Où en est vraiment l’OSCE?
Chère lectrice, cher lecteur,
La Suisse préside cette année l’Organisation pour la sécurité et la coopération en Europe (OSCE). Cette mission est loin d’être simple, comme en témoignent les objectifs actuels de l’organisation, plutôt modestes: garantir son budget pour l’année prochaine et trouver un successeur à sa présidence.
On pourrait dire, de manière un peu provocatrice, que la priorité absolue de l’OSCE est aujourd’hui sa propre survie. Avec ses 57 États membres, la recherche du consensus n’y a jamais été chose aisée. Mais depuis l’invasion russe de l’Ukraine, l’organisation est pratiquement paralysée, même sur des questions a priori techniques comme la présidence et le budget.

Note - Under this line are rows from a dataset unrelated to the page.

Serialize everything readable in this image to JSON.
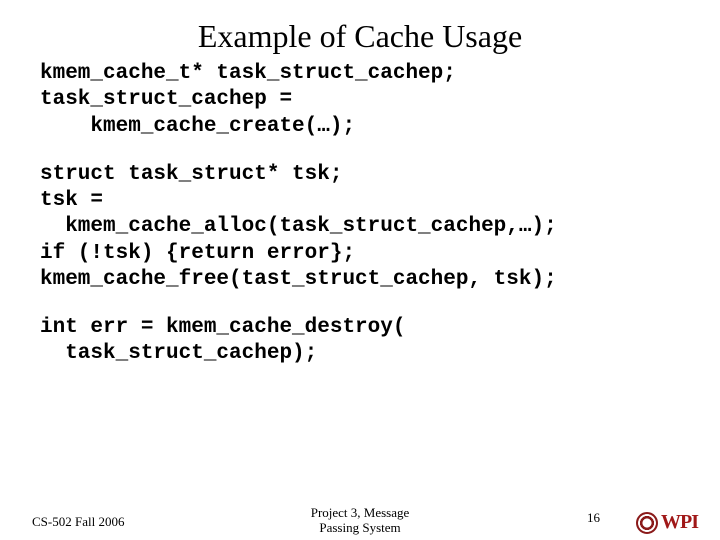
{
  "title": "Example of Cache Usage",
  "code": {
    "block1": "kmem_cache_t* task_struct_cachep;\ntask_struct_cachep =\n    kmem_cache_create(…);",
    "block2": "struct task_struct* tsk;\ntsk =\n  kmem_cache_alloc(task_struct_cachep,…);\nif (!tsk) {return error};\nkmem_cache_free(tast_struct_cachep, tsk);",
    "block3": "int err = kmem_cache_destroy(\n  task_struct_cachep);"
  },
  "footer": {
    "left": "CS-502 Fall 2006",
    "center": "Project 3, Message\nPassing System",
    "page": "16",
    "logo_text": "WPI"
  }
}
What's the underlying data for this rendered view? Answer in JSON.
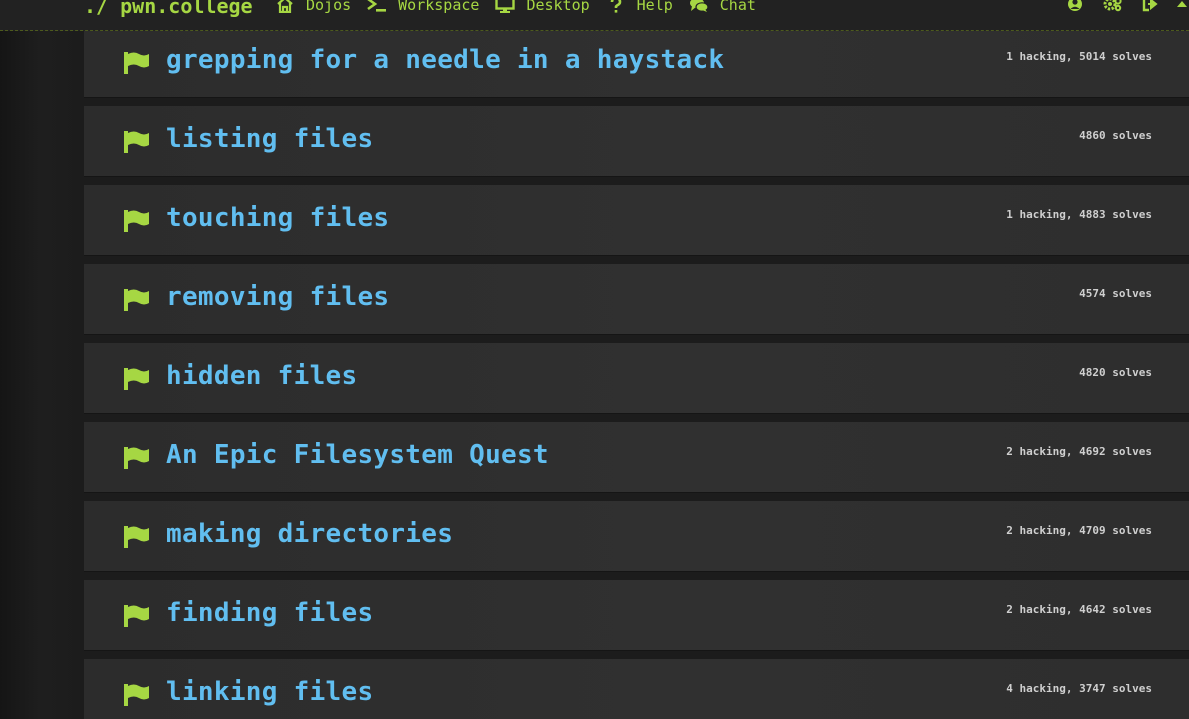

Certains médias l’ont ainsi enterrée, jugeant qu’elle est devenue à la fois insignifiante et impuissante: lorsque des membres d’une même organisation se font la guerre, n’est-ce pas la preuve de son échec?
La semaine dernière, lors d’un événement organisé à Berne, le ministre suisse des Affaires étrangères Ignazio Cassis, qui assure actuellement la présidence de l’OSCE, et le secrétaire général Feridun Sinirlioğlu ont pourtant martelé le même message: le simple fait que l’OSCE existe encore est déjà un succès. Et sa pérennité est indispensable: avec l’ONU, elle reste la seule organisation où la quasi-totalité des États issus des anciens blocs de l’Est et de l’Ouest continuent de se parler.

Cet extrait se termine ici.